Of course one expects the apex court of a nation to stand for the right causes. But that's not to say the other courts across the nation did not hear the people, or not delivered.
Take land for example. Few issues ignite more passion - and occasional violence - than the contested rights to land. The resources are limited, the ambitions unlimited. Farmers need to hold on to it to continue what his ancestors have been doing for ages; the corporate, contemptous of the narrow vision of the farmer, wants that land to install a state-of-the-art manufacturing facility; the upwardly mobile middle-class, on the other hand, wants that piece of land to build his dream skyscraper and own a flat on the 34th floor. The crucial role an independent and fair arbiter like a court of law plays in this situation cannot be overemphasised.
We saw the interplay of such competing worldviews in the Greater Noida land verdict. In July, the Supreme Court, upholding the Allahabad High Court verdict, struck down the acquisition of 156 hectares in the region as illegal. The apex court noted that the land in Shaberi village in Greater Noida had been taken from the farmers for industrial projects, but was actually being sold to commercial developers for high-end apartment complexes. Later in October, the Allahabad High Court further quashed the land notification in three other Greater Noida villages - Asadullapur, Shaberi and Devla.
Or take illegal mining. Another more fundamental and extremely violent aspect of the ongoing land wars in India. The story of mining in India is actually a story of the two Indias (or three, or more depending on how you look at it) that has become a fancy buzzword lately. As the state withdraws itself progressively from the public space, leaving the nation open to private enterprise and capital, the Indian courts intervened.

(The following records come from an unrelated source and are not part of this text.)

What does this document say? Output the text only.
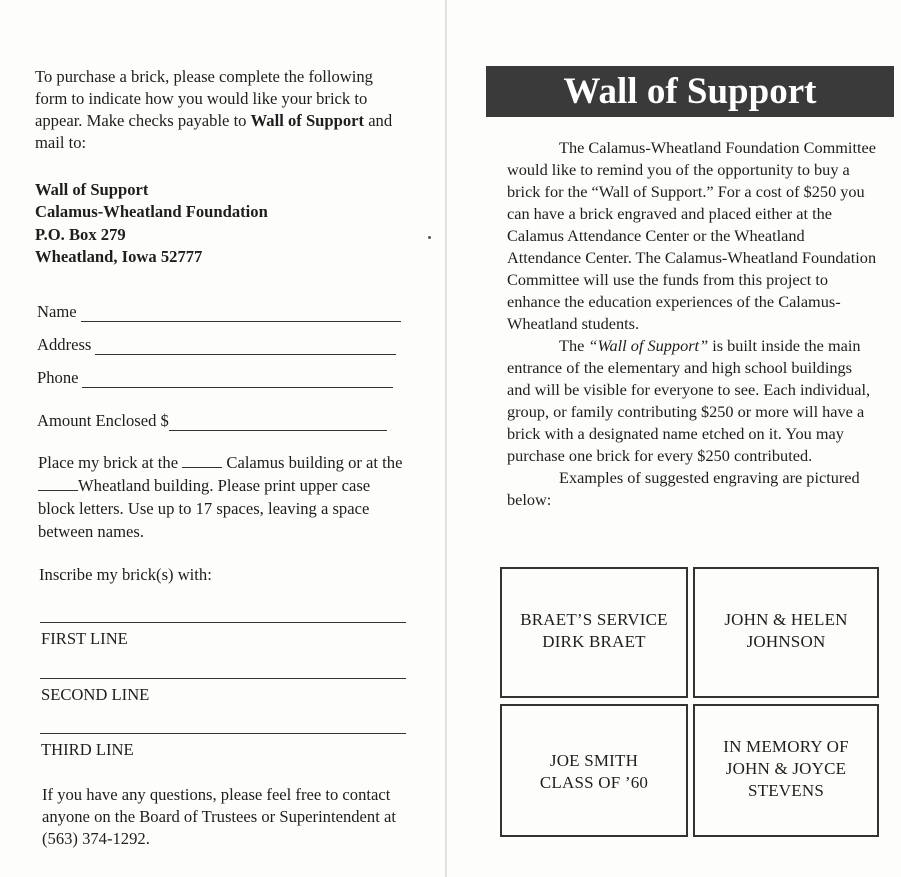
To purchase a brick, please complete the following form to indicate how you would like your brick to appear. Make checks payable to Wall of Support and mail to:

Wall of Support
Calamus-Wheatland Foundation
P.O. Box 279
Wheatland, Iowa 52777
Name
Address
Phone
Amount Enclosed $

Place my brick at the	Calamus building or at the Wheatland building. Please print upper case block letters. Use up to 17 spaces, leaving a space between names.

Inscribe my brick(s) with:

FIRST LINE
SECOND LINE
THIRD LINE

If you have any questions, please feel free to contact anyone on the Board of Trustees or Superintendent at (563) 374-1292.

Wall of Support

The Calamus-Wheatland Foundation Committee would like to remind you of the opportunity to buy a brick for the “Wall of Support.” For a cost of $250 you can have a brick engraved and placed either at the Calamus Attendance Center or the Wheatland Attendance Center. The Calamus-Wheatland Foundation Committee will use the funds from this project to enhance the education experiences of the Calamus-Wheatland students.

The “Wall of Support” is built inside the main entrance of the elementary and high school buildings and will be visible for everyone to see. Each individual, group, or family contributing $250 or more will have a brick with a designated name etched on it. You may purchase one brick for every $250 contributed.

Examples of suggested engraving are pictured below:

BRAET’S SERVICE
DIRK BRAET
JOHN & HELEN
JOHNSON
JOE SMITH
CLASS OF ’60
IN MEMORY OF
JOHN & JOYCE
STEVENS
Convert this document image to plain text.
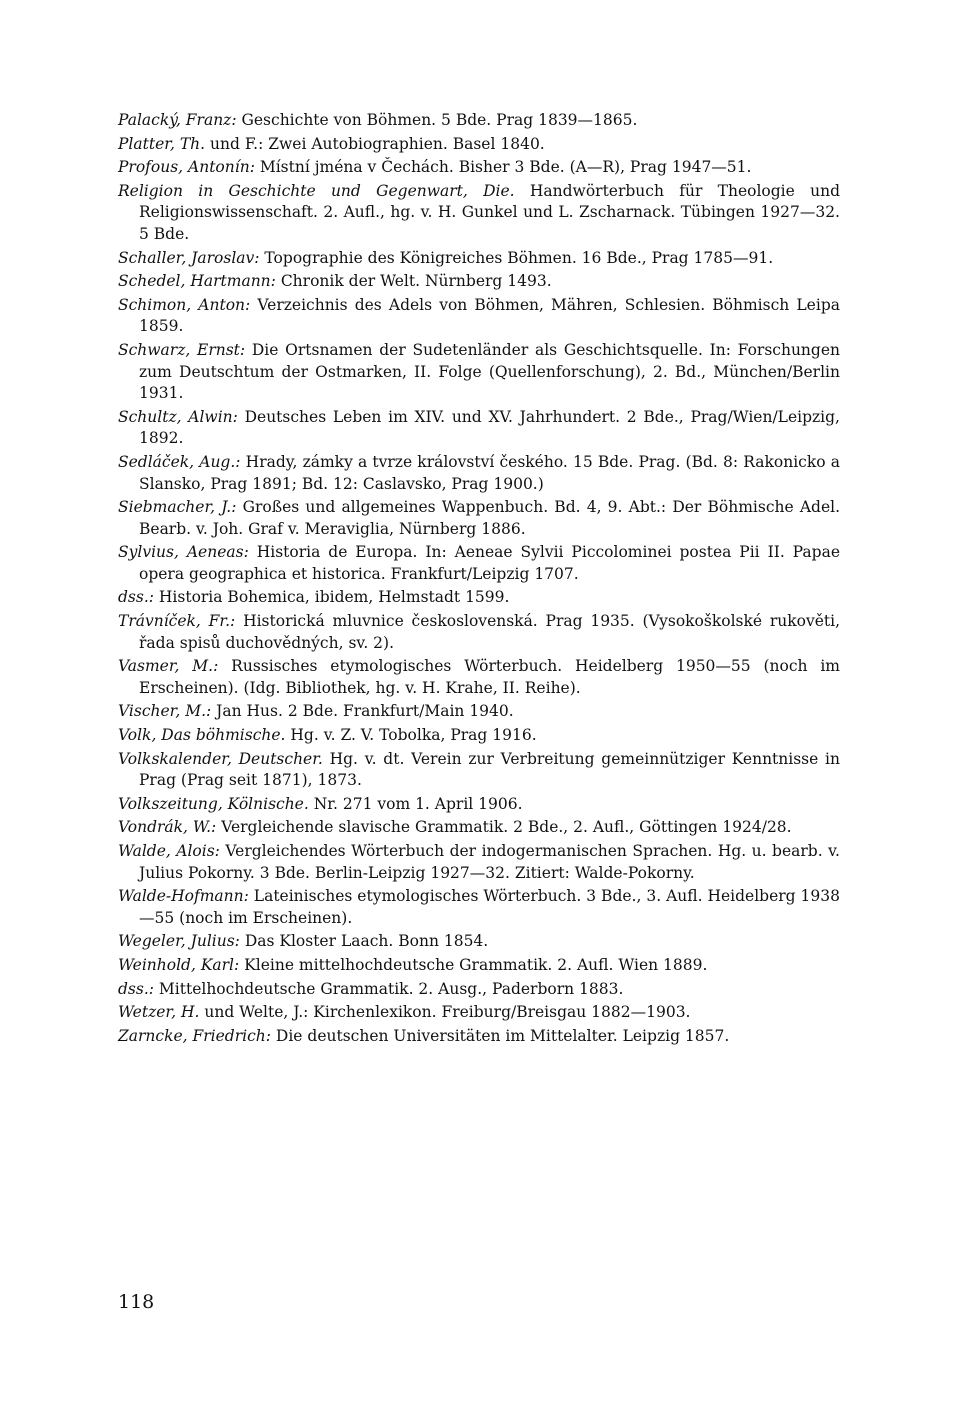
Palacký, Franz: Geschichte von Böhmen. 5 Bde. Prag 1839—1865.
Platter, Th. und F.: Zwei Autobiographien. Basel 1840.
Profous, Antonín: Místní jména v Čechách. Bisher 3 Bde. (A—R), Prag 1947—51.
Religion in Geschichte und Gegenwart, Die. Handwörterbuch für Theologie und Religionswissenschaft. 2. Aufl., hg. v. H. Gunkel und L. Zscharnack. Tübingen 1927—32. 5 Bde.
Schaller, Jaroslav: Topographie des Königreiches Böhmen. 16 Bde., Prag 1785—91.
Schedel, Hartmann: Chronik der Welt. Nürnberg 1493.
Schimon, Anton: Verzeichnis des Adels von Böhmen, Mähren, Schlesien. Böhmisch Leipa 1859.
Schwarz, Ernst: Die Ortsnamen der Sudetenländer als Geschichtsquelle. In: Forschungen zum Deutschtum der Ostmarken, II. Folge (Quellenforschung), 2. Bd., München/Berlin 1931.
Schultz, Alwin: Deutsches Leben im XIV. und XV. Jahrhundert. 2 Bde., Prag/Wien/Leipzig, 1892.
Sedláček, Aug.: Hrady, zámky a tvrze království českého. 15 Bde. Prag. (Bd. 8: Rakonicko a Slansko, Prag 1891; Bd. 12: Caslavsko, Prag 1900.)
Siebmacher, J.: Großes und allgemeines Wappenbuch. Bd. 4, 9. Abt.: Der Böhmische Adel. Bearb. v. Joh. Graf v. Meraviglia, Nürnberg 1886.
Sylvius, Aeneas: Historia de Europa. In: Aeneae Sylvii Piccolominei postea Pii II. Papae opera geographica et historica. Frankfurt/Leipzig 1707.
dss.: Historia Bohemica, ibidem, Helmstadt 1599.
Trávníček, Fr.: Historická mluvnice československá. Prag 1935. (Vysokoškolské rukověti, řada spisů duchovědných, sv. 2).
Vasmer, M.: Russisches etymologisches Wörterbuch. Heidelberg 1950—55 (noch im Erscheinen). (Idg. Bibliothek, hg. v. H. Krahe, II. Reihe).
Vischer, M.: Jan Hus. 2 Bde. Frankfurt/Main 1940.
Volk, Das böhmische. Hg. v. Z. V. Tobolka, Prag 1916.
Volkskalender, Deutscher. Hg. v. dt. Verein zur Verbreitung gemeinnütziger Kenntnisse in Prag (Prag seit 1871), 1873.
Volkszeitung, Kölnische. Nr. 271 vom 1. April 1906.
Vondrák, W.: Vergleichende slavische Grammatik. 2 Bde., 2. Aufl., Göttingen 1924/28.
Walde, Alois: Vergleichendes Wörterbuch der indogermanischen Sprachen. Hg. u. bearb. v. Julius Pokorny. 3 Bde. Berlin-Leipzig 1927—32. Zitiert: Walde-Pokorny.
Walde-Hofmann: Lateinisches etymologisches Wörterbuch. 3 Bde., 3. Aufl. Heidelberg 1938—55 (noch im Erscheinen).
Wegeler, Julius: Das Kloster Laach. Bonn 1854.
Weinhold, Karl: Kleine mittelhochdeutsche Grammatik. 2. Aufl. Wien 1889.
dss.: Mittelhochdeutsche Grammatik. 2. Ausg., Paderborn 1883.
Wetzer, H. und Welte, J.: Kirchenlexikon. Freiburg/Breisgau 1882—1903.
Zarncke, Friedrich: Die deutschen Universitäten im Mittelalter. Leipzig 1857.
118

And delivered.
On Sept 5 this year, a CBI team arrested Janardhana Reddy and his brother-in-law Srinivas Reddy, the (in)famous Reddy Brothers of the Bellary mining empire, in Karnataka. The CBI said the entire operation had the green signal of the court and they were only going about their job of carrying out their investigation. The powerful Reddy brothers, a law unto themselves and considered invincible in their bastion, were finally under the purview of law.
To conclude, it can safely be said that if political chaos, corruption and despair marked 2011, then it was also a year when the courts of law reinforced our faith in the idea called India.